KOCHI: When the Luxembourg-based artist Sophia Medawar opened the newspaper on Friday morning at Fort Kochi, and read the news about a strike in Kerala, she could not help but go down memory lane.
In August 2016, when she landed in Kochi, with her husband and daughter, they set out from the airport to a place near Haripad. As they cruised along on the highway, both could not help but notice how deserted it was. Sophie’s husband turned to her and said, “Kerala is very quiet. What’s happened?”
Sophia was also equally puzzled. But when they reached their destination the people said, “Oh you managed to come. We had a strike today.” And that was when Sophia understood why their driver had pasted a notice in Malayalam on the windshield. She was told it read: ‘Tourist transportation’.
Interestingly, Sophia has had her own experience of a strike. This was when she was studying in an art college in Paris. On her second day, when she stepped out on the street to go to college, she saw people shouting and walking past. Soon, the police fired teargas canisters. In response, the strikers also let off small explosions. This resulted in white, red, blue and green smoke. “It created a fog and the police could no longer see the rioters properly,” says Sophia. “It was amazing. Thankfully, there was no violence and I was able to reach the college safely.”
Sophia pauses and says, “The French are masters of the strike. And they are still at it. Although the riots in Paris today have become violent.”For Sophia, that initial experience in Paris of a strike was a novel one. That’s because, in Luxembourg, there are no strikes at all. “It is a very quiet country,” she says. “In fact, the last strike I remember was when I was 12 years old.”

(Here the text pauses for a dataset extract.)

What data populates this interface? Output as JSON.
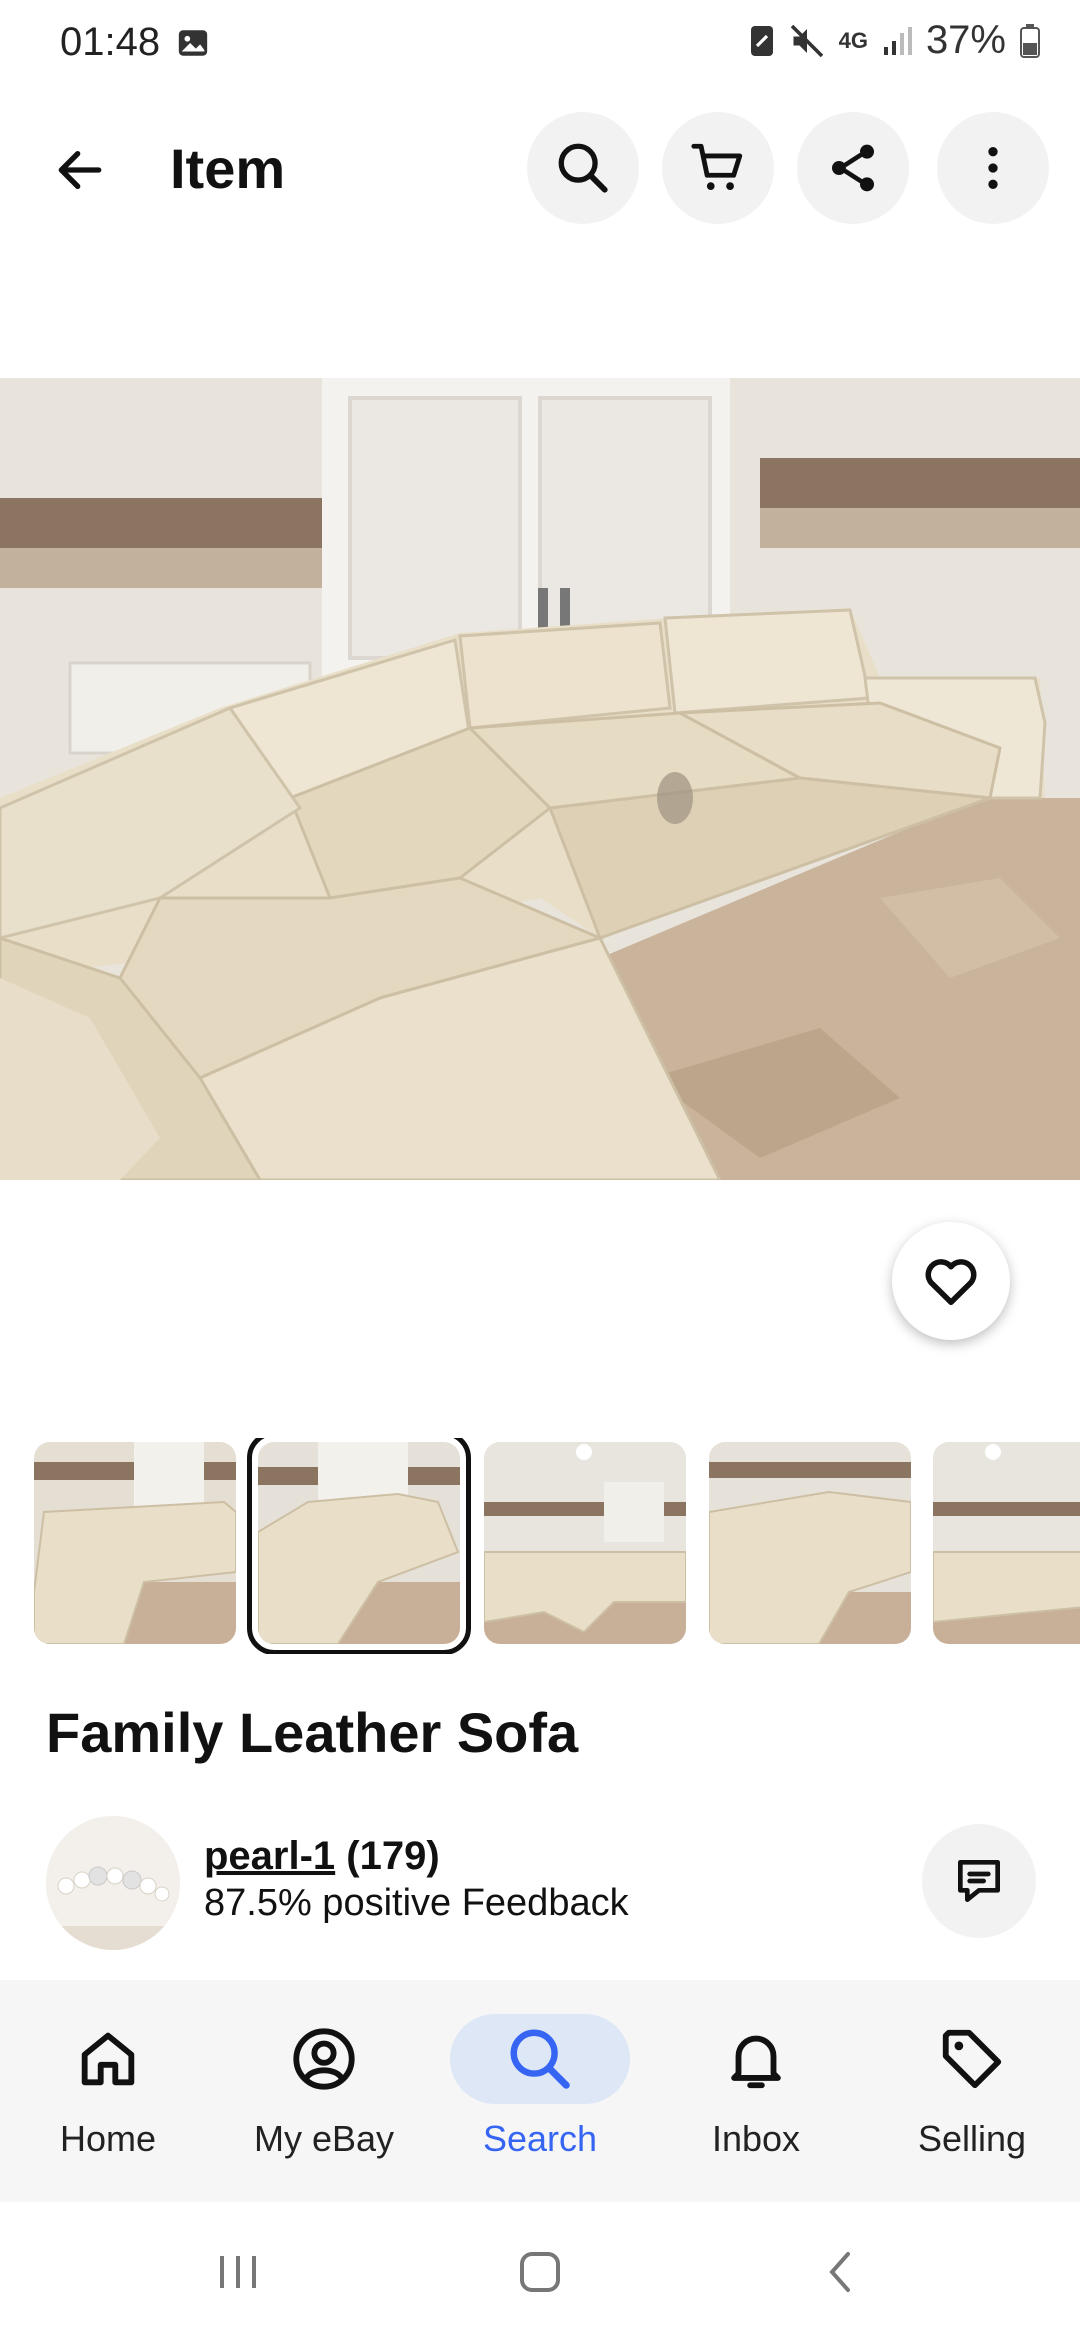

A boy had been run over by a bus because there were no proper barriers near a school. So the people protested. “We have never had a strike for political reasons,” she says.
Incidentally, the country has a population of only six lakh. “That is the same number of visitors that are expected to arrive for this year’s Biennale.” So, because of their small population, they can pass messages directly to their politicians. And there are swift responses from the powers-to-be. “But having said this, in my travels, I have seen strikes in many parts of the world,” says Sophia. “It’s a part of life for many people, not only for Malayalees.”